Publié par le 6 août 2012

L'attente aura été longue pour ces stars du basket. Alors que les sportifs amateurs évoluant dans l'équipe de France n'ont pas connu de complications, les joueurs professionnels évoluant en NBA comme Nicolas Batum ou Boris Diaw ont bien failli ne pas pouvoir participer faute d'assurance. Une problématique que nous explique Didier Loiseau, directeur de Henner Sport, en charge de l'assurance des athlètes participants aux Jeux Olympiques.

Les joueurs sous-contrats et les « free agents »

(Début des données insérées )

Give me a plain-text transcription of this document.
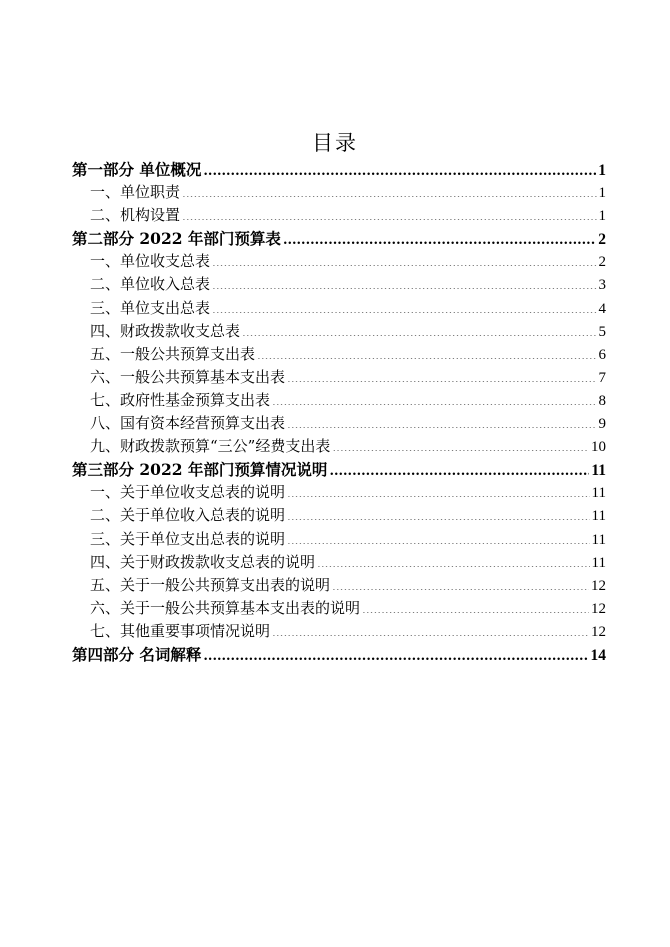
目录
第一部分 单位概况 .....	1
一、单位职责 .....	1
二、机构设置 .....	1
第二部分 2022 年部门预算表 .....	2
一、单位收支总表 .....	2
二、单位收入总表 .....	3
三、单位支出总表 .....	4
四、财政拨款收支总表 .....	5
五、一般公共预算支出表 .....	6
六、一般公共预算基本支出表 .....	7
七、政府性基金预算支出表 .....	8
八、国有资本经营预算支出表 .....	9
九、财政拨款预算“三公”经费支出表 .....	10
第三部分 2022 年部门预算情况说明 .....	11
一、关于单位收支总表的说明 .....	11
二、关于单位收入总表的说明 .....	11
三、关于单位支出总表的说明 .....	11
四、关于财政拨款收支总表的说明 .....	11
五、关于一般公共预算支出表的说明 .....	12
六、关于一般公共预算基本支出表的说明 .....	12
七、其他重要事项情况说明 .....	12
第四部分 名词解释 .....	14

Les sportifs ayant rencontré le plus de difficultés à signer un contrat d'assurance ne sont pas ceux étant déjà sous contrat, contrairement à ce que l'on pourrait penser. En effet, ces derniers à l'image de Tony Parker, dépendent du régime d'assurance de la NBA. Bien qu'il ait fallu négocier avec l'association américaine, le contrat a pu être signé sans trop d'encombres. Les joueurs ayant rencontré le plus de difficultés ont été ceux que l'on appelle les « free agents ». Libérés de tout contrat, ils n'appartenaient plus à un club. Et pas question pour la Fédération Française de BasketBall (FFBB) qu'ils jouent, ou même s'entraînent, sans assurance. Or la NBA les a obligés à attendre le 11 juillet pour signer un nouveau contrat, forçant la FFBB et Henner Sport à trouver des solutions spécifiques. Didier Loiseau ajoute pour terminer que l'assurance de ces joueurs a coûté plus chère que l'assurance de toute la délégation française réunie, tous sports confondus.